One idea put forward is that conscription can bolster the link between our armed forces and civilians, creating a shared interest and respect for our service personnel. As RUSI’s Elizabeth Braw suggests in her paper Competitive National Service, it can be an efficient way to build up reserve forces to support the professional troops and contribute to national identity and unity by serving the same national cause. While Braw makes an effective argument, there are other means to achieve these ends. Investing money in promoting the opportunities presented by joining the armed forces reserves; making joining structures for reservists less arduous for non-combat roles; increasing education around the role of the UK’s peacekeeping forces; and ensuring the historical relevance of our armed forces reaches every echelon of the school system. These are just some of the avenues that must be explored before we turn to National Service.

When looking at building skills in younger generations, so too do we find viable alternatives to state-sanctioned conscription. We have all heard stories from friends and family suggesting that their time carrying out national service instilled in them a skill set that allowed them to go on and achieve. But doesn’t this say more about our school system that the effectiveness of national service?

The OECD has said that the poorest pupils in this country were more unhappy and discouraged than in any other developed country bar Turkey. Disadvantaged children in the UK who are educated together are two years behind those in schools with middle-class pupils. And, at the current rate of “progress”, it will take 50 years to reach an equitable education system. If we can learn from the structures of our armed forces that allow people to flourish and apply that to our schools, we may not need to take such drastic steps as conscription. The answer here is investment in an education system and investment in future generations. This must be our first port of call.

The other argument put forward is that conscription could help reinvigorate the right sort of patriotism. That is, awareness of our country’s historical involvement in atrocities but pride in the principles we now strive to live by and chain of events that brought us here. And there certainly is a great deal we have to be proud of. While we in the Labour Party rightly push for a more balanced society, we do have an almost unrivaled universally accessible health service, world-beating employment rights and a recent history of successful military peacekeeping operations. So, why then do only 18% of 18–25 years olds describe themselves as patriotic? Arguably, this has led to a crisis in identity and a surge in far-right extremism while simultaneously eroding a sense of belonging. Not to mention damaging to our own party at the last election as well as contributing to the fact we face a real and genuine threat of the union falling apart. There is little evidence to suggest National Service is likely to invoke the sort of patriotism capable of dealing with these complex issues. Instead, we should be looking to formulate a new form of patriotism built on unity and pride in our common interests and the shared experiences of all those who live in the UK.

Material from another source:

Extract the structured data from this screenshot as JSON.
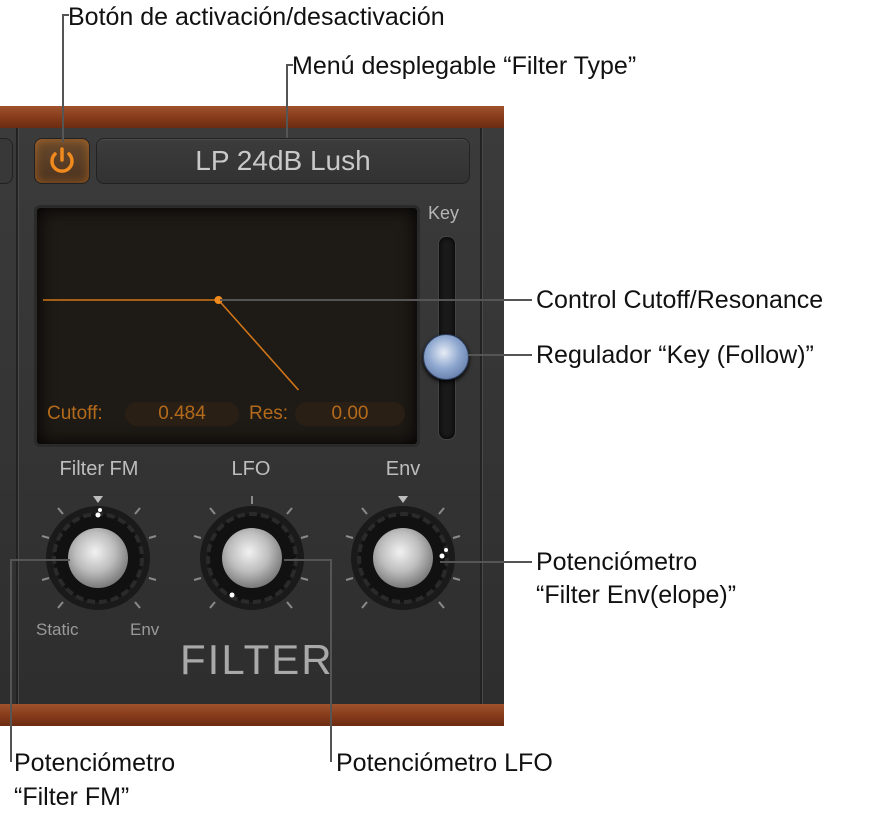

So, history teaches us conscription was an essential means to protect the nation, but the shifting strategic threats faced now remove the utility of national service. A host of avenues remain unexplored when It comes to improving the link between civilian life and our military, which must be assessed before we take drastic rights-removing steps. And, arguments that forced service could solve the patriotism and skill set crisis remain unconvincing. All this without conducting analysis into the economic turmoil that conscription could bring, which happened to be the reasoning behind Macmillan’s decision to end it in the 1957 Defence White Paper.

While I agree with leading mind Huw Strachan, who I was fortunate enough to share a recent Fabian discussion panel with, that we must change the fact that “Britain has established a near-universal and almost impermeable consensus against even discussing national service”, it remains true that National Service is a blunt tool that has the potential to bring more harm than good.